KELEA Excellerated Water and the Alternative Cellular Energy (ACE) Pathway

Abstract

It has generally been assumed that humans and animals can only obtain energy from food; with the mitochondria being the principal cellular component for food metabolism. Basic calculations of the daily work output of humans indicate an energy expenditure far in excess of the approximately two thousand Calories consumed each day in a typical diet. Humans must, therefore, have an alternative cellular energy (ACE) pathway that is empowered by an environmental force. Indeed, based on experimental observations, some of which are detailed herein, this force has been designated as KELEA; an abbreviation for Kinetic Energy Limiting Electrostatic Attraction.
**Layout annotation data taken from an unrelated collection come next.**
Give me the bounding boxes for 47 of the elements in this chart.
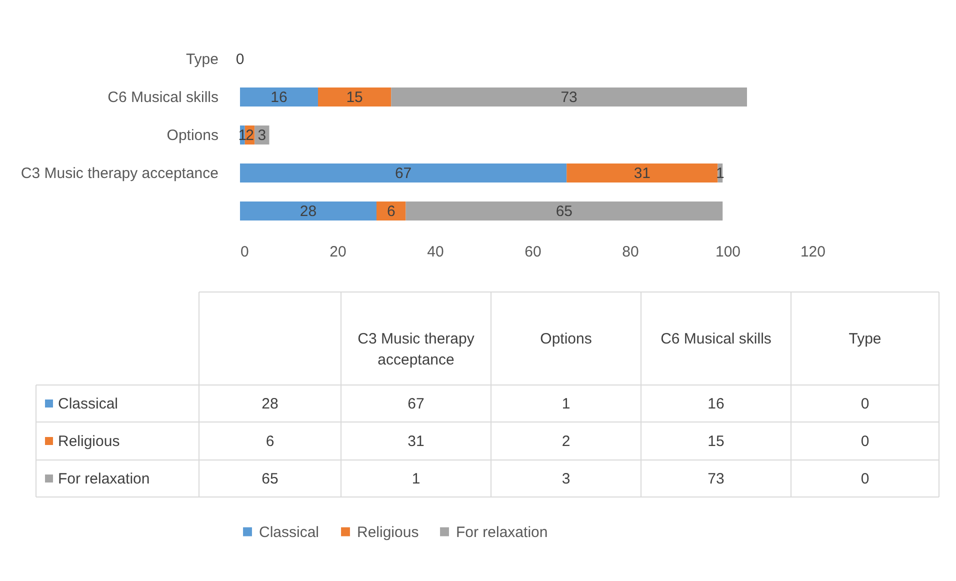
- x-tick-label: 120: [800, 244, 826, 260]
- x-tick-label: 20: [330, 244, 346, 260]
- data-label: 65: [556, 203, 573, 220]
- data-label: 15: [346, 89, 363, 106]
- data-label: 16: [270, 89, 288, 106]
- text: 6: [266, 433, 274, 450]
- x-tick-label: 100: [715, 244, 741, 260]
- y-tick-label: C3 Music therapy acceptance: [20, 165, 218, 182]
- text: 1: [562, 396, 570, 412]
- x-tick-label: 60: [524, 244, 542, 260]
- text: 3: [562, 470, 570, 488]
- text: 28: [262, 396, 278, 412]
- x-tick-label: 40: [427, 244, 444, 260]
- legend-label: For relaxation: [58, 470, 150, 488]
- text: 16: [708, 396, 724, 412]
- data-label: 31: [634, 165, 651, 182]
- category-label: C3 Music therapy acceptance: [358, 330, 474, 368]
- text: For relaxation: [456, 524, 548, 541]
- text: 65: [262, 470, 278, 488]
- category-label: C6 Musical skills: [660, 330, 772, 348]
- y-tick-label: C6 Musical skills: [108, 89, 218, 106]
- text: 1: [412, 470, 420, 488]
- category-label: Type: [848, 330, 882, 348]
- text: 31: [408, 433, 424, 450]
- data-label: 3: [258, 127, 266, 144]
- data-label: 73: [560, 89, 578, 106]
- text: 15: [708, 433, 724, 450]
- data-label: 6: [386, 203, 396, 220]
- x-tick-label: 80: [622, 244, 639, 260]
- text: 73: [708, 470, 724, 488]
- text: 0: [860, 433, 870, 450]
- text: Religious: [357, 524, 419, 541]
- text: 0: [860, 470, 870, 488]
- data-label: 67: [394, 165, 412, 182]
- data-label: 2: [246, 127, 254, 144]
- y-tick-label: Type: [186, 51, 218, 68]
- text: 2: [562, 433, 570, 450]
- legend-label: Religious: [58, 433, 120, 450]
- text: Classical: [259, 524, 320, 541]
- text: 0: [860, 396, 870, 412]
- x-tick-label: 0: [240, 244, 249, 260]
- text: 67: [408, 396, 424, 412]
- category-label: Options: [540, 330, 592, 348]
- y-tick-label: Options: [166, 127, 218, 144]
- data-label: 0: [236, 51, 244, 68]
- legend-label: Classical: [58, 396, 118, 412]
- data-label: 28: [300, 203, 317, 220]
KELEA is seemingly reversibly bound to both positive and negative electrical charges. It likely provides the repulsive mechanism that prevents the ultimate fusion of electrostatic attracted opposing electrical charges. It is further proposed that KELEA is drawn to the isolated electrical charges on dipolar molecules, including water. Increasing the level of KELEA in water weakens the attachments between the electrostatically bonded water molecules. Consequently, the water molecules become kinetically more active; as can be shown in specific assays. The term “excellerated water” is being used rather than “activated water” to more specifically define water with a significantly heightened level of a non-thermal kinetic activity. The added kinetic energy present in KELEA excellerated water can be transferred from the water molecules to other types of molecules. The energy is also transferable between the molecules involved in linked chemical reactions. As such, it can be equated with chemical energy. It is likely that the fluctuating electrical activity of the normally functioning brain acts as the major receiver of KELEA from the environment. This is consistent with one of the consequences of brain damage being an overall insufficiency of energy for the ACE pathway. Individual neurons probably derive some of the energy for their own cellular needs from the repetitive depolarization of the cell. This may explain why hyperexcitability of neurons can occur in response to cell damage. Such an adaptive mechanism is unlikely to be sustainable, however, especially because of the continuing need to synthesize neurotransmitters and membrane ion channels.